Goodbye, Enhanced Obamacare Subsidies. You Won’t Be Missed

By Sally Pipes 

After a monthslong battle that included a historic 43-day government shutdown, Congress has headed home for the holidays without extending the COVID-era enhanced premium subsidies for Obamacare exchange coverage. They’ll now expire on schedule at the end of the year.

That outcome should come as a relief. The enhanced subsidies were an outrageously wasteful and expensive attempt to conceal problems in America’s insurance market that Obamacare itself created.

Despite their impending expiration, the fight over these subsidies is not over. House Democrats—with the support of a few Republicans—have managed to force a vote on a three-year extension of the subsidies, expected early next year.

That vote should be an exercise in futility. A similar proposal failed to advance in the Senate earlier this month, underscoring just how shaky the case for extending them has become.

It’s worth remembering that Democrats themselves wrote the subsidies’ expiration date into law as part of the Inflation Reduction Act of 2022, which passed Congress without a single Republican vote. They did so because even supporters knew that making them permanent would be enormously costly.

The latest projections from the Congressional Budget Office peg the cost of a three-year extension at $85 billion. Making the subsidies permanent would cost taxpayers an estimated $350 billion on top of the subsidies already embedded in Obamacare.

Those price tags are so high because the subsidies are propping up a market that is fundamentally broken.

Obamacare imposed unprecedented federal mandates on health insurance: dictating what plans must cover, restricting how insurers can price risk, and forcing insurers to accept all applicants regardless of health status.

These rules predictably drove premiums higher. Individual insurance premiums have tripled since Obamacare’s exchanges opened for business. Many exchange plans will greet enrollees with double-digit premium increases next year.

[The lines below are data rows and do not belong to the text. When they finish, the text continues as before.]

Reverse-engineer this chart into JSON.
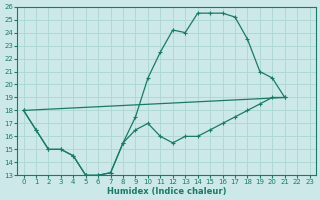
{
  "xlabel": "Humidex (Indice chaleur)",
  "xlim": [
    -0.5,
    23.5
  ],
  "ylim": [
    13,
    26
  ],
  "xticks": [
    0,
    1,
    2,
    3,
    4,
    5,
    6,
    7,
    8,
    9,
    10,
    11,
    12,
    13,
    14,
    15,
    16,
    17,
    18,
    19,
    20,
    21,
    22,
    23
  ],
  "yticks": [
    13,
    14,
    15,
    16,
    17,
    18,
    19,
    20,
    21,
    22,
    23,
    24,
    25,
    26
  ],
  "bg_color": "#cce8e8",
  "grid_color": "#b0d8d4",
  "line_color": "#1a7a6a",
  "curve1_x": [
    0,
    1,
    2,
    3,
    4,
    5,
    6,
    7,
    8,
    9,
    10,
    11,
    12,
    13,
    14,
    15,
    16,
    17,
    18,
    19,
    20,
    21
  ],
  "curve1_y": [
    18,
    16.5,
    15.0,
    15.0,
    14.5,
    13.0,
    13.0,
    13.2,
    15.5,
    17.5,
    20.5,
    22.5,
    24.2,
    24.0,
    25.5,
    25.5,
    25.5,
    25.2,
    23.5,
    21.0,
    20.5,
    19.0
  ],
  "curve2_x": [
    0,
    1,
    2,
    3,
    4,
    5,
    6,
    7,
    8,
    9,
    10,
    11,
    12,
    13,
    14,
    15,
    16,
    17,
    18,
    19,
    20,
    21
  ],
  "curve2_y": [
    18,
    16.5,
    15.0,
    15.0,
    14.5,
    13.0,
    13.0,
    13.2,
    15.5,
    16.5,
    17.0,
    16.0,
    15.5,
    16.0,
    16.0,
    16.5,
    17.0,
    17.5,
    18.0,
    18.5,
    19.0,
    19.0
  ],
  "curve3_x": [
    0,
    21
  ],
  "curve3_y": [
    18,
    19.0
  ]
}
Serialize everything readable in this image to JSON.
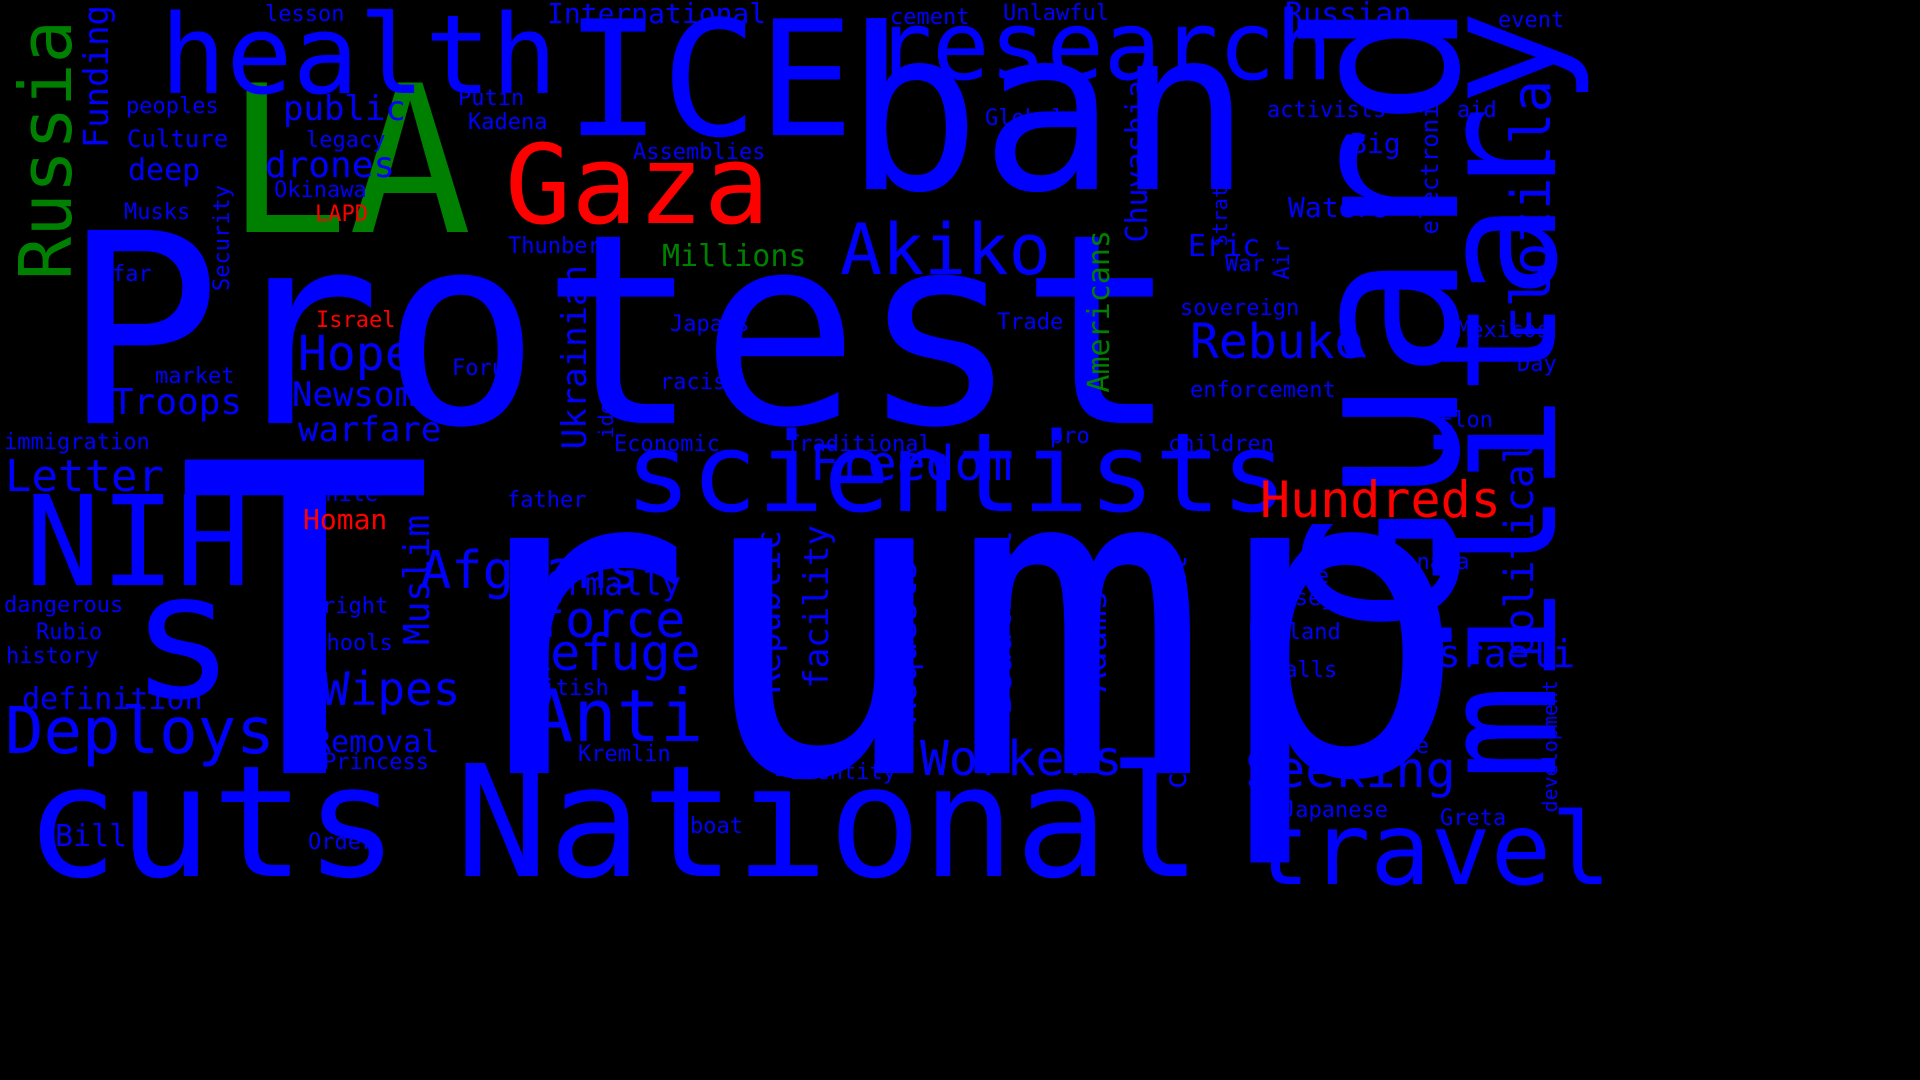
{
  "colors": {
    "background": "#000000",
    "blue": "#0000ff",
    "green": "#008000",
    "red": "#ff0000"
  },
  "words": [
    {
      "text": "Trump",
      "color": "blue"
    },
    {
      "text": "Protest",
      "color": "blue"
    },
    {
      "text": "ban",
      "color": "blue"
    },
    {
      "text": "LA",
      "color": "green"
    },
    {
      "text": "ICE",
      "color": "blue"
    },
    {
      "text": "National",
      "color": "blue"
    },
    {
      "text": "cuts",
      "color": "blue"
    },
    {
      "text": "health",
      "color": "blue"
    },
    {
      "text": "Gaza",
      "color": "red"
    },
    {
      "text": "research",
      "color": "blue"
    },
    {
      "text": "scientists",
      "color": "blue"
    },
    {
      "text": "Guard",
      "color": "blue"
    },
    {
      "text": "military",
      "color": "blue"
    },
    {
      "text": "travel",
      "color": "blue"
    },
    {
      "text": "NIH",
      "color": "blue"
    },
    {
      "text": "s",
      "color": "blue"
    },
    {
      "text": "Russia",
      "color": "green"
    },
    {
      "text": "Akiko",
      "color": "blue"
    },
    {
      "text": "Deploys",
      "color": "blue"
    },
    {
      "text": "Anti",
      "color": "blue"
    },
    {
      "text": "Hundreds",
      "color": "red"
    },
    {
      "text": "Freedom",
      "color": "blue"
    },
    {
      "text": "Afghans",
      "color": "blue"
    },
    {
      "text": "Workers",
      "color": "blue"
    },
    {
      "text": "Seeking",
      "color": "blue"
    },
    {
      "text": "Refuge",
      "color": "blue"
    },
    {
      "text": "force",
      "color": "blue"
    },
    {
      "text": "Wipes",
      "color": "blue"
    },
    {
      "text": "Letter",
      "color": "blue"
    },
    {
      "text": "Hope",
      "color": "blue"
    },
    {
      "text": "Rebuke",
      "color": "blue"
    },
    {
      "text": "Flotilla",
      "color": "blue"
    },
    {
      "text": "political",
      "color": "blue"
    },
    {
      "text": "Israeli",
      "color": "blue"
    },
    {
      "text": "Funding",
      "color": "blue"
    },
    {
      "text": "drones",
      "color": "blue"
    },
    {
      "text": "public",
      "color": "blue"
    },
    {
      "text": "Newsom",
      "color": "blue"
    },
    {
      "text": "Troops",
      "color": "blue"
    },
    {
      "text": "warfare",
      "color": "blue"
    },
    {
      "text": "Muslim",
      "color": "blue"
    },
    {
      "text": "Ukrainian",
      "color": "blue"
    },
    {
      "text": "Republic",
      "color": "blue"
    },
    {
      "text": "facility",
      "color": "blue"
    },
    {
      "text": "Requests",
      "color": "blue"
    },
    {
      "text": "Beautiful",
      "color": "blue"
    },
    {
      "text": "Adams",
      "color": "blue"
    },
    {
      "text": "controversial",
      "color": "blue"
    },
    {
      "text": "Americans",
      "color": "green"
    },
    {
      "text": "Chuvashia",
      "color": "blue"
    },
    {
      "text": "Eric",
      "color": "blue"
    },
    {
      "text": "Millions",
      "color": "green"
    },
    {
      "text": "Formally",
      "color": "blue"
    },
    {
      "text": "Removal",
      "color": "blue"
    },
    {
      "text": "definition",
      "color": "blue"
    },
    {
      "text": "Bill",
      "color": "blue"
    },
    {
      "text": "Russian",
      "color": "blue"
    },
    {
      "text": "International",
      "color": "blue"
    },
    {
      "text": "Waters",
      "color": "blue"
    },
    {
      "text": "Big",
      "color": "blue"
    },
    {
      "text": "electronic",
      "color": "blue"
    },
    {
      "text": "Homan",
      "color": "red"
    },
    {
      "text": "deep",
      "color": "blue"
    },
    {
      "text": "Culture",
      "color": "blue"
    },
    {
      "text": "peoples",
      "color": "blue"
    },
    {
      "text": "Musks",
      "color": "blue"
    },
    {
      "text": "Security",
      "color": "blue"
    },
    {
      "text": "far",
      "color": "blue"
    },
    {
      "text": "market",
      "color": "blue"
    },
    {
      "text": "immigration",
      "color": "blue"
    },
    {
      "text": "dangerous",
      "color": "blue"
    },
    {
      "text": "Rubio",
      "color": "blue"
    },
    {
      "text": "history",
      "color": "blue"
    },
    {
      "text": "White",
      "color": "blue"
    },
    {
      "text": "right",
      "color": "blue"
    },
    {
      "text": "schools",
      "color": "blue"
    },
    {
      "text": "British",
      "color": "blue"
    },
    {
      "text": "Princess",
      "color": "blue"
    },
    {
      "text": "Order",
      "color": "blue"
    },
    {
      "text": "Kremlin",
      "color": "blue"
    },
    {
      "text": "identity",
      "color": "blue"
    },
    {
      "text": "boat",
      "color": "blue"
    },
    {
      "text": "Economic",
      "color": "blue"
    },
    {
      "text": "Traditional",
      "color": "blue"
    },
    {
      "text": "pro",
      "color": "blue"
    },
    {
      "text": "children",
      "color": "blue"
    },
    {
      "text": "enforcement",
      "color": "blue"
    },
    {
      "text": "sovereign",
      "color": "blue"
    },
    {
      "text": "Trade",
      "color": "blue"
    },
    {
      "text": "War",
      "color": "blue"
    },
    {
      "text": "Air",
      "color": "blue"
    },
    {
      "text": "Strategy",
      "color": "blue"
    },
    {
      "text": "Global",
      "color": "blue"
    },
    {
      "text": "activists",
      "color": "blue"
    },
    {
      "text": "aid",
      "color": "blue"
    },
    {
      "text": "Mexicos",
      "color": "blue"
    },
    {
      "text": "Day",
      "color": "blue"
    },
    {
      "text": "Elon",
      "color": "blue"
    },
    {
      "text": "Canada",
      "color": "blue"
    },
    {
      "text": "Base",
      "color": "blue"
    },
    {
      "text": "Jersey",
      "color": "blue"
    },
    {
      "text": "England",
      "color": "blue"
    },
    {
      "text": "Calls",
      "color": "blue"
    },
    {
      "text": "Hole",
      "color": "blue"
    },
    {
      "text": "Japanese",
      "color": "blue"
    },
    {
      "text": "Greta",
      "color": "blue"
    },
    {
      "text": "development",
      "color": "blue"
    },
    {
      "text": "event",
      "color": "blue"
    },
    {
      "text": "Unlawful",
      "color": "blue"
    },
    {
      "text": "cement",
      "color": "blue"
    },
    {
      "text": "lesson",
      "color": "blue"
    },
    {
      "text": "Putin",
      "color": "blue"
    },
    {
      "text": "Kadena",
      "color": "blue"
    },
    {
      "text": "legacy",
      "color": "blue"
    },
    {
      "text": "Okinawa",
      "color": "blue"
    },
    {
      "text": "LAPD",
      "color": "red"
    },
    {
      "text": "Assemblies",
      "color": "blue"
    },
    {
      "text": "Thunberg",
      "color": "blue"
    },
    {
      "text": "Israel",
      "color": "red"
    },
    {
      "text": "Forum",
      "color": "blue"
    },
    {
      "text": "Japans",
      "color": "blue"
    },
    {
      "text": "racism",
      "color": "blue"
    },
    {
      "text": "ideologue",
      "color": "blue"
    },
    {
      "text": "father",
      "color": "blue"
    }
  ]
}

Rather than fixing these underlying problems, the enhanced subsidies simply blinded consumers to the true cost of coverage. They capped premiums at 8.5% of income, even for high earners, and expanded eligibility far beyond Obamacare’s original design. As a result, nine in ten exchange enrollees now receive taxpayer-funded premium assistance.

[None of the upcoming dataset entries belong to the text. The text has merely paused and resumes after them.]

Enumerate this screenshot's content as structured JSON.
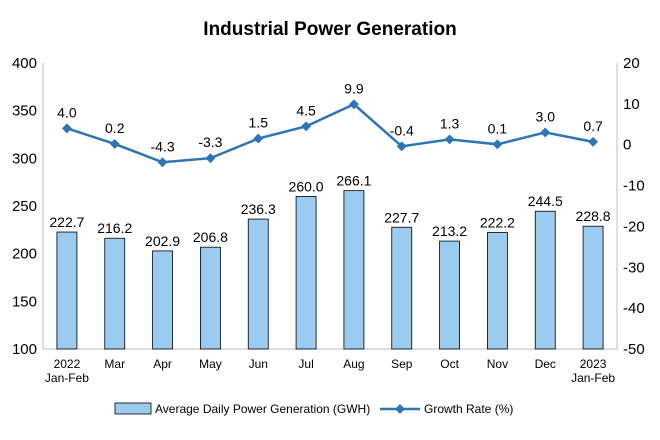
{
  "chart_data": {
    "type": "bar+line",
    "title": "Industrial Power Generation",
    "categories": [
      [
        "2022",
        "Jan-Feb"
      ],
      [
        "Mar"
      ],
      [
        "Apr"
      ],
      [
        "May"
      ],
      [
        "Jun"
      ],
      [
        "Jul"
      ],
      [
        "Aug"
      ],
      [
        "Sep"
      ],
      [
        "Oct"
      ],
      [
        "Nov"
      ],
      [
        "Dec"
      ],
      [
        "2023",
        "Jan-Feb"
      ]
    ],
    "series": [
      {
        "name": "Average Daily Power Generation (GWH)",
        "type": "bar",
        "axis": "left",
        "color": "#9ccbf0",
        "values": [
          222.7,
          216.2,
          202.9,
          206.8,
          236.3,
          260.0,
          266.1,
          227.7,
          213.2,
          222.2,
          244.5,
          228.8
        ],
        "labels": [
          "222.7",
          "216.2",
          "202.9",
          "206.8",
          "236.3",
          "260.0",
          "266.1",
          "227.7",
          "213.2",
          "222.2",
          "244.5",
          "228.8"
        ]
      },
      {
        "name": "Growth Rate (%)",
        "type": "line",
        "axis": "right",
        "color": "#2e75b6",
        "values": [
          4.0,
          0.2,
          -4.3,
          -3.3,
          1.5,
          4.5,
          9.9,
          -0.4,
          1.3,
          0.1,
          3.0,
          0.7
        ],
        "labels": [
          "4.0",
          "0.2",
          "-4.3",
          "-3.3",
          "1.5",
          "4.5",
          "9.9",
          "-0.4",
          "1.3",
          "0.1",
          "3.0",
          "0.7"
        ]
      }
    ],
    "y_left": {
      "min": 100,
      "max": 400,
      "ticks": [
        "100",
        "150",
        "200",
        "250",
        "300",
        "350",
        "400"
      ]
    },
    "y_right": {
      "min": -50,
      "max": 20,
      "ticks": [
        "-50",
        "-40",
        "-30",
        "-20",
        "-10",
        "0",
        "10",
        "20"
      ]
    },
    "grid": false,
    "legend_position": "bottom"
  }
}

The cost has been tremendous—some $138 billion this year, according to the Committee for a Responsible Federal Budget.

The flood of federal money has also invited fraud. An analysis by the Paragon Health Institute found that roughly 12 million exchange enrollees filed no medical claims last year. That raises serious concerns about improper or unauthorized enrollments. The estimated cost of subsidies for these “phantom enrollees?” More than $40 billion in a single year.

None of this is sustainable.

It is unfortunate that some Americans may face higher premiums when the enhanced subsidies expire. But continuing to pour taxpayer dollars into a flawed system only delays the reckoning—and makes the eventual correction more painful.

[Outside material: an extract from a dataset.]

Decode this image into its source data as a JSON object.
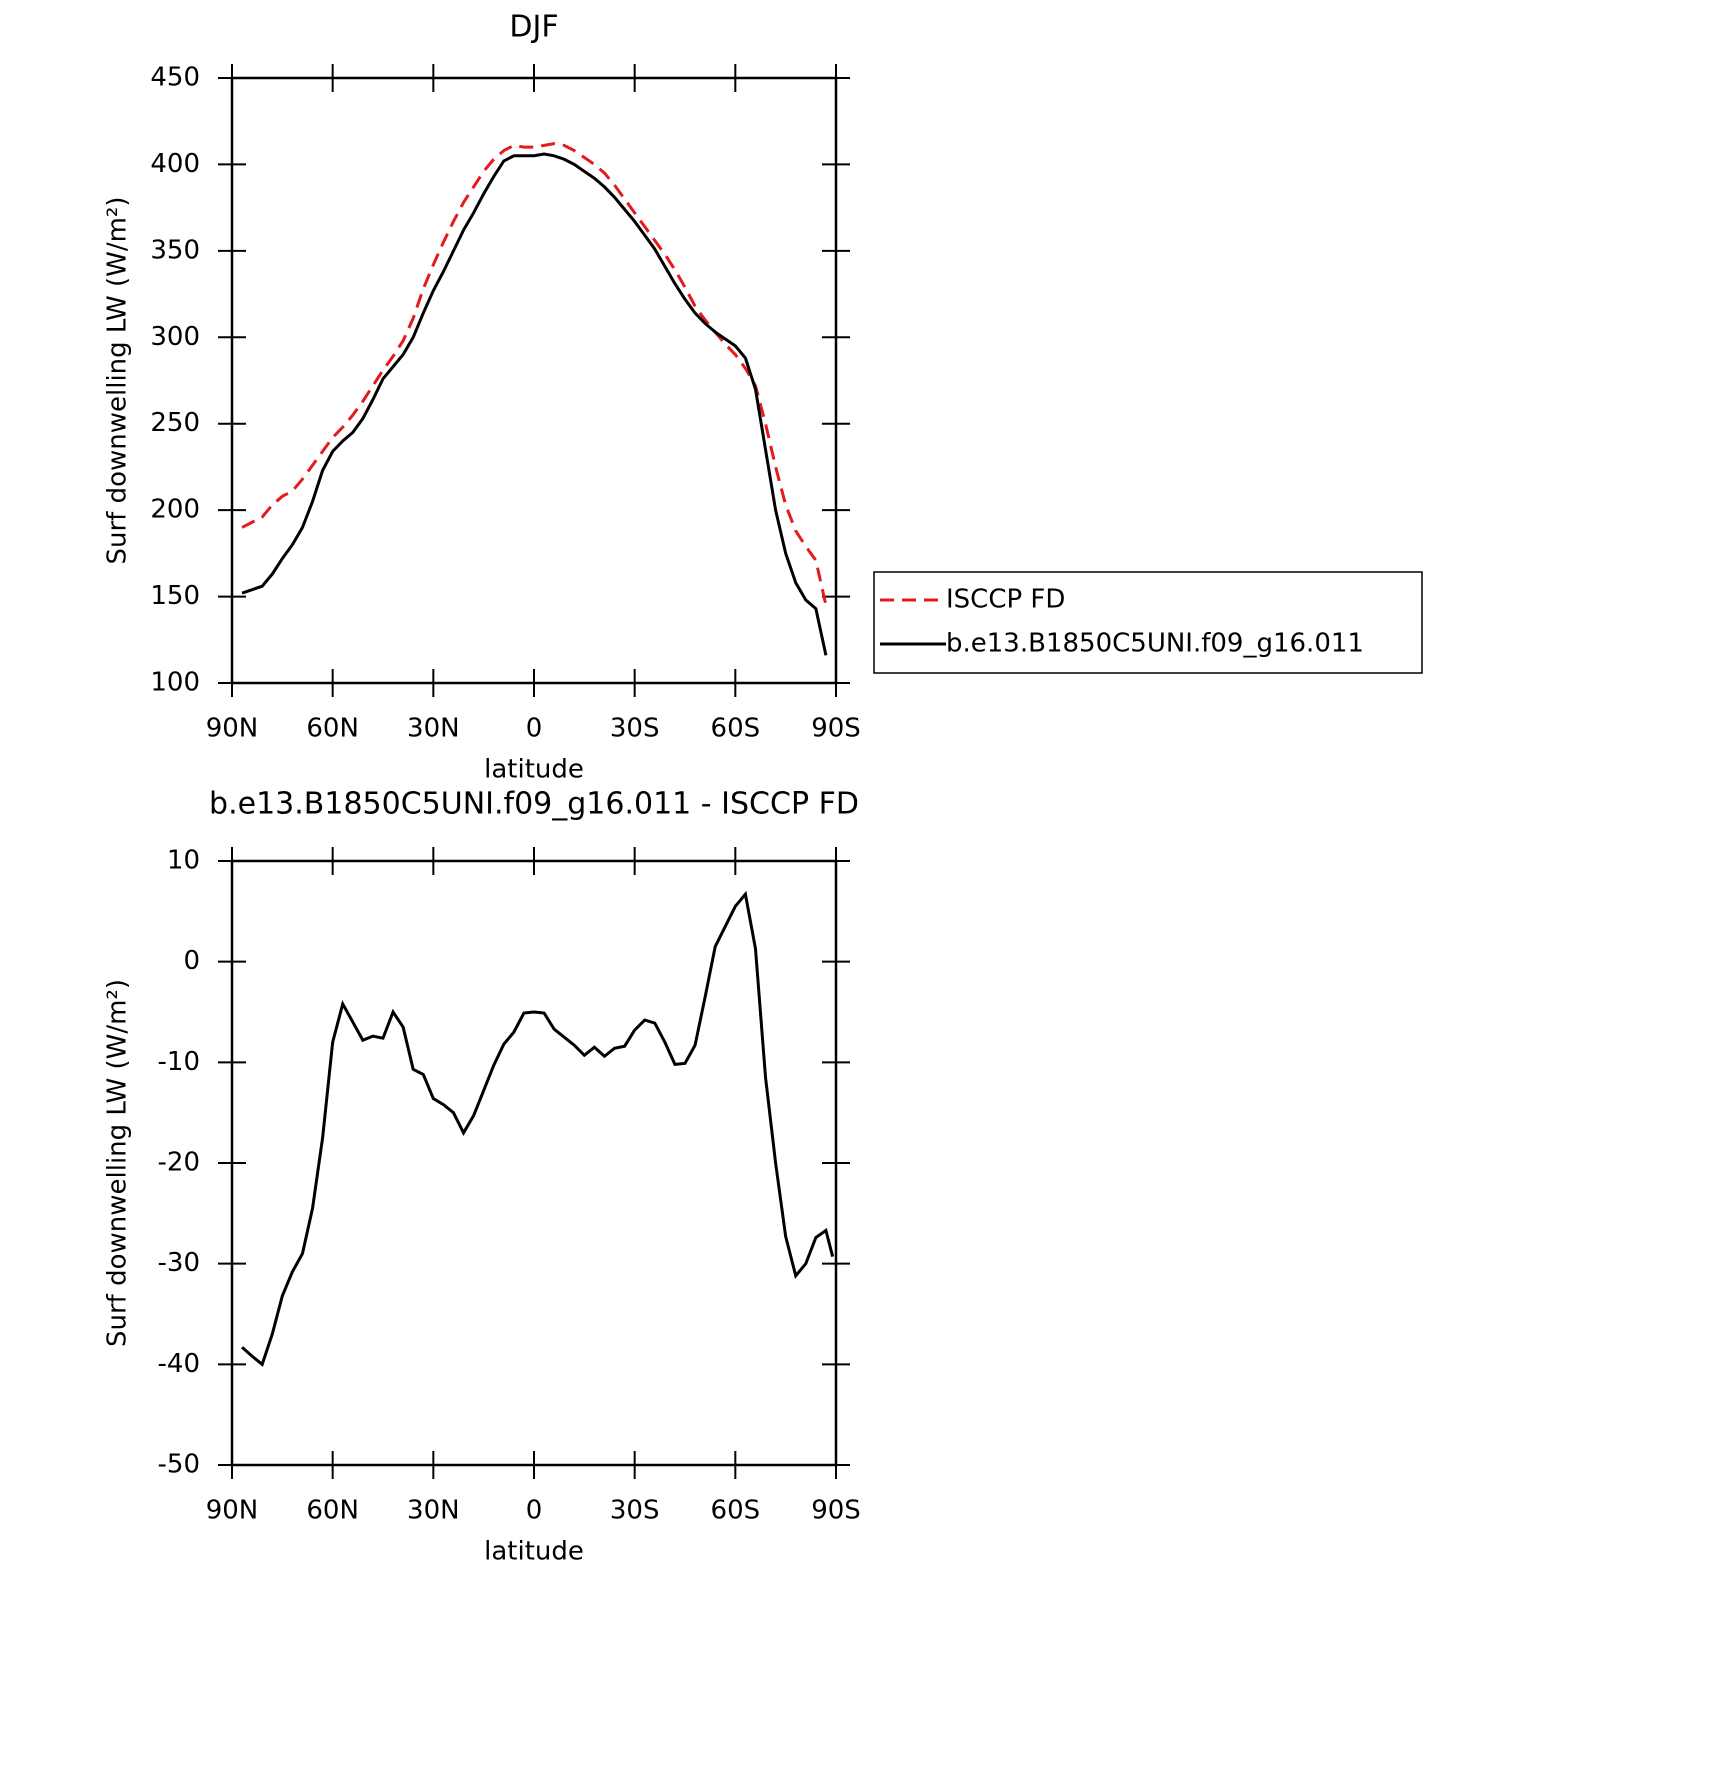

When Congress returns in January, lawmakers will face a clear choice. They can continue doubling down on temporary subsidies to conceal rising premiums. Or they can pursue market-oriented reforms that lower costs, expand choice, and make coverage affordable without endless emergency spending.

The enhanced subsidies were billed as a temporary fix. Letting them expire is not a failure. It is an opportunity—one Congress should not waste.